Na publicação “Aljustrel
e Valinhos, o outro pulmão do Santuário de Fátima” estão todas as
conferências apresentadas nas jornadas, que procuraram abraçar a história, a
importância o futuro e a missão destes lugares relacionados com as aparições em
Fátima.
***
Porém, como não podia deixar de ser, o Santuário não quer que o culto a
Maria fique pelo enlevo, gratidão e prece à Virgem Mãe. E, se já no sábado, dia
19, o culto eucarístico mereceu o justo relevo, sobretudo na Missa Votiva dos santos
pastorinhos Jacinta e Francisco, na Basílica da Santíssima Trindade, o dia 20, domingo,
ficou marcado pelo culto eucarístico com a celebração da Eucaristia no Recinto
de Oração, como ponto culminante da peregrinação do fim de semana. Para esta celebração, inscreveram-se 32 grupos
provenientes de 9 países.
Na sua homilia, o reitor do Santuário comentou os pontos fundamentais da
Liturgia da Palavra do XX domingo do Tempo Comum (Ano A), cujo núcleo é a salvação universal e inclusiva – merecida, proposta e oferecida
por Cristo – e a que se acede pela fé perseverante, firme e profunda, a exemplo
do que se pode ler no Evangelho da Cananeia.
O Padre
Carlos Cabecinhas afirmou que “a fé não é
uma questão de origem ou cultura”. E, se é verdade que a tradição cultural
e familiar facilita ou dificulta o acesso à fé, também é certo que “nunca substitui o esforço de busca de uma
relação com Deus autêntica e pessoal”, pois “a fé, enquanto relação com
Deus, não vem por tradição, como se se tratasse de uma herança que se recebe,
sem nada fazer por isso”. E sustentou que se torna membro da comunidade de
Jesus “quem se deixa tocar pessoalmente
por Ele e pela sua mensagem”, independentemente da raça, da cor da pele, do
local de nascimento, da tradição familiar, da formação académica, da capacidade
intelectual.
Com efeito,
diz o reitor, “o Evangelho sugere uma reflexão sobre a forma como acolhemos
aqueles que vêm até nós, os estrangeiros, os irmãos diferentes, os “outros”
que, por razões políticas, económicas, sociais, laborais, culturais,
turísticas, vêm ao nosso encontro. E assegura que “aqui reside o segundo
desafio do Evangelho de hoje”: o do acolhimento sem discriminação. Neste contexto,
o Presidente da Celebração deixou uma questão: “Se Deus não discrimina ninguém,
mas aceita acolher à sua mesa todos os homens e mulheres, sem distinção, porque
não havemos de proceder da mesma forma?”.

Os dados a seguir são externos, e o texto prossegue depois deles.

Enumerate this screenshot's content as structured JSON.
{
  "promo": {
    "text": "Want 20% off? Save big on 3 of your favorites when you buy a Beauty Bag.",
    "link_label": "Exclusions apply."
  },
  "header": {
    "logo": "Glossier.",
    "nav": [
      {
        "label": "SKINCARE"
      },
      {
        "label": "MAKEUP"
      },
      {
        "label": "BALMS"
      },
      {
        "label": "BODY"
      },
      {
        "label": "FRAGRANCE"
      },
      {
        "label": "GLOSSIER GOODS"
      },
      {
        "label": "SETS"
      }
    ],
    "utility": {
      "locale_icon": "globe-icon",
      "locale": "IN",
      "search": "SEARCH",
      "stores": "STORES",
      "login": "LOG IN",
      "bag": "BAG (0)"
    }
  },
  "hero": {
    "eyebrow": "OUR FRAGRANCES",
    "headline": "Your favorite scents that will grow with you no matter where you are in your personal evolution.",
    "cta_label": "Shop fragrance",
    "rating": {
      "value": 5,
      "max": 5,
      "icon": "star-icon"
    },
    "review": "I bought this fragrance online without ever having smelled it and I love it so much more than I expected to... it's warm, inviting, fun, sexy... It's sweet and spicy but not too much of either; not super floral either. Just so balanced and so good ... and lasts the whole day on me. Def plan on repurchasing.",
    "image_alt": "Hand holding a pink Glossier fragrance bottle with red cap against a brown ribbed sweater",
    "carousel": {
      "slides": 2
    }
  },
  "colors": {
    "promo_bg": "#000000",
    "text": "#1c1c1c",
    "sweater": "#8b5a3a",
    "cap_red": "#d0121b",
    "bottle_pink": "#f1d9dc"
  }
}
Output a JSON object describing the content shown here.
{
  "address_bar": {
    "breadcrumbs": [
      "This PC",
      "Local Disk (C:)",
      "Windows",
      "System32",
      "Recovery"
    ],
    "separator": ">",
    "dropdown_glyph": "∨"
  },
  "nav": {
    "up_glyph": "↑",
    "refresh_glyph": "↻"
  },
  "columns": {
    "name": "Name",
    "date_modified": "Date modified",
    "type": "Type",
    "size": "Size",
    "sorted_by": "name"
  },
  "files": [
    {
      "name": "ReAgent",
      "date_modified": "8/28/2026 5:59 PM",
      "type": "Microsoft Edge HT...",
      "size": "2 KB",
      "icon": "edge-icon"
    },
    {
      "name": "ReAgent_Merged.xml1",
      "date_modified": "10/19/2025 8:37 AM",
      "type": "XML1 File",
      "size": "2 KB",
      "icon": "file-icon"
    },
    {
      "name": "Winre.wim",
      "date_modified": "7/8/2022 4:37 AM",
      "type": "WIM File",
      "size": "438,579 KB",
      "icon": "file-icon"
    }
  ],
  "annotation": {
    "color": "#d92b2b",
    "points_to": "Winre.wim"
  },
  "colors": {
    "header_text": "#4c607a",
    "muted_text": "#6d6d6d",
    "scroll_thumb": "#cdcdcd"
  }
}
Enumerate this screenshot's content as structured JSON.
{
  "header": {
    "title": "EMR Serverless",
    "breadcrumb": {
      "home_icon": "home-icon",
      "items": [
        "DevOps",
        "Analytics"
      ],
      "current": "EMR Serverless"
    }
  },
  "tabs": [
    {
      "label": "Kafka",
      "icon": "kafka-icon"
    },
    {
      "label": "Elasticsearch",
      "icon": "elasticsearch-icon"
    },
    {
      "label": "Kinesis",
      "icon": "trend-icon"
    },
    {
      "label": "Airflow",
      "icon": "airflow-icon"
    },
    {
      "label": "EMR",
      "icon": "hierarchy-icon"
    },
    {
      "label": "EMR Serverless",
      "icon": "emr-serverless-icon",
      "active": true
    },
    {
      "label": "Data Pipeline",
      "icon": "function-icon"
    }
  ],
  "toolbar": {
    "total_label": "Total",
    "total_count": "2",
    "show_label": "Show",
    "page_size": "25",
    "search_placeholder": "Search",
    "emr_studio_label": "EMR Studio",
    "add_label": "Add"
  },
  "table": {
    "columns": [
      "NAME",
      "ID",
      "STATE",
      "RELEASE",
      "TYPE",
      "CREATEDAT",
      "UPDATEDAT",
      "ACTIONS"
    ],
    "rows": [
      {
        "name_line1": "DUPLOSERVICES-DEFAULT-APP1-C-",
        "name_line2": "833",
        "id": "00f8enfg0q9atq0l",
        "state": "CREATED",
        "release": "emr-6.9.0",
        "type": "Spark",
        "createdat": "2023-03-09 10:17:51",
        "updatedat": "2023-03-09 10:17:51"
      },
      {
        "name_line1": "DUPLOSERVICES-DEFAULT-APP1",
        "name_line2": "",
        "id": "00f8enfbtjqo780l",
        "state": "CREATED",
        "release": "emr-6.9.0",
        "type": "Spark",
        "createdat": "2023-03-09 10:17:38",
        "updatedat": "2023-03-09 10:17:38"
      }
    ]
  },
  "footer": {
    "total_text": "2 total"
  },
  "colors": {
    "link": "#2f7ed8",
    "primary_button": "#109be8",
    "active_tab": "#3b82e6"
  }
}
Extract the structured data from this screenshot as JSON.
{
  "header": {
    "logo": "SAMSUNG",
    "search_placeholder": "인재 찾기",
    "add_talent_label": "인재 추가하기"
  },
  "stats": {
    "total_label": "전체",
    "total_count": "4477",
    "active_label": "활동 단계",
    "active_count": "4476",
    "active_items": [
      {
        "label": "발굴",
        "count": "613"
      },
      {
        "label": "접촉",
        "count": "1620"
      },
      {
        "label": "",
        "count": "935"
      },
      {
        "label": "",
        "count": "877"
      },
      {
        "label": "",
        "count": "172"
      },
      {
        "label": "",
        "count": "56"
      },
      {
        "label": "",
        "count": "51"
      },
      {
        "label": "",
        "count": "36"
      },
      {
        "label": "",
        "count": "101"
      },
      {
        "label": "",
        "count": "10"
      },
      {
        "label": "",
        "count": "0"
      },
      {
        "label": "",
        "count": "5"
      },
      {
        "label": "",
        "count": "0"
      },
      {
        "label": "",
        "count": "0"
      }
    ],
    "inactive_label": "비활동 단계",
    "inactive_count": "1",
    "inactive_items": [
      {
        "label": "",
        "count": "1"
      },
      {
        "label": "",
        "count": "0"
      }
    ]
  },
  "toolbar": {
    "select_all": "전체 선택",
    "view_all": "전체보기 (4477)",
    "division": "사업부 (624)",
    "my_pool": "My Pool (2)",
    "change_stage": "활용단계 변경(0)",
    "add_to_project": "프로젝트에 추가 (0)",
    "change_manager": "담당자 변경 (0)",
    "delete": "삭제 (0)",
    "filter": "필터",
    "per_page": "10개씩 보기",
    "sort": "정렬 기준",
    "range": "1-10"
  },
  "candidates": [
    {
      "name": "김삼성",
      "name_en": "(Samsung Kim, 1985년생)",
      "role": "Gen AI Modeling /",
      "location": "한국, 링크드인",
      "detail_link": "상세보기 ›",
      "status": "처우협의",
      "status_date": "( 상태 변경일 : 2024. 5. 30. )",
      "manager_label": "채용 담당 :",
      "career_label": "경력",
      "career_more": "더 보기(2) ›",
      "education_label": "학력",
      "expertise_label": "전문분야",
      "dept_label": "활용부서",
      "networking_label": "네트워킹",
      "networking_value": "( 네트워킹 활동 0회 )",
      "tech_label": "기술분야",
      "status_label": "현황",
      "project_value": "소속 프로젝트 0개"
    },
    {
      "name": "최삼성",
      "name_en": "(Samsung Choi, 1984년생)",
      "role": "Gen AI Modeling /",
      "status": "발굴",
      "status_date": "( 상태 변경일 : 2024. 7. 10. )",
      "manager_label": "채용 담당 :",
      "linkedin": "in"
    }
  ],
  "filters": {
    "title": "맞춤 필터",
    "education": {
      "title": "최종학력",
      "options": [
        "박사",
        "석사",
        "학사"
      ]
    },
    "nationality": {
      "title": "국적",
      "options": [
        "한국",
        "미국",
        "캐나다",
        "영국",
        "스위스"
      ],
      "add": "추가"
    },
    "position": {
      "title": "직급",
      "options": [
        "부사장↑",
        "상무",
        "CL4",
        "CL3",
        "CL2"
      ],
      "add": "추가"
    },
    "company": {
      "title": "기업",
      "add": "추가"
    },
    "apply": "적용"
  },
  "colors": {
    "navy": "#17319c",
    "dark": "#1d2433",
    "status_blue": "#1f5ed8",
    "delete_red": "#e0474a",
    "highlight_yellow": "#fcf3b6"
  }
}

E deu a pista da resposta:
“O convite que Deus nos faz é
que vejamos em cada pessoa um irmão, independentemente das diferenças
existentes”.
Depois,
verificou e apelou:
“Os conflitos armados e atos
terroristas, fruto da incapacidade para acolher os outros nas suas diferenças e
do desrespeito pelo valor fundamental da vida humana, voltaram à primeira
página dos jornais e a abrir os noticiários; neste momento em que subsistem as
tensões, por causa do acolhimento a migrantes e refugiados, o apelo evangélico
torna-se ainda mais urgente”.
Por fim, articulando
a mensagem deste Evangelho da universalidade, do fortalecimento da fé e do acolhimento,
concluiu:
“A mensagem de Fátima sublinha os
desafios que o Evangelho hoje nos lança: exorta-nos a estabelecermos com Deus
uma relação pessoal, cimentada sobre a oração; convida-nos à confiança em Deus,
que nunca nos abandona; desafia-nos a acolhermos os outros”.
***
Se calhar, Fátima
com os seus dois pulmões de respiração de Evangelho encarnado na vida dos
homens e mergulhado na profundeza do mistério será sempre, através de Maria, um
apelo à conversão do coração, à comunidade fraterna, à transformação do mundo
no reino de Deus, que é paz e justiça, misericórdia e perdão. O recinto de oração,
com a Capelinha e as Basílicas, faz celebrar a fé em regime de assembleia reunida
concentrada; e a passagem pelos Valinhos (Via-Sacra, Loca do Cabeço, monumento evocativo da 4.ª aparição
e Casa da Lúcia) permite
a celebração da fé dos convocados em estilo orante e de andarilhos pelos montes
a proclamar aos quatro ventos o Evangelho da paz e a congraçar o tempo do hoje
com a história e a etnografia – enquanto lugares de Deus, que nos prepara o
futuro de harmonia e convivência entre todos os seus filhos.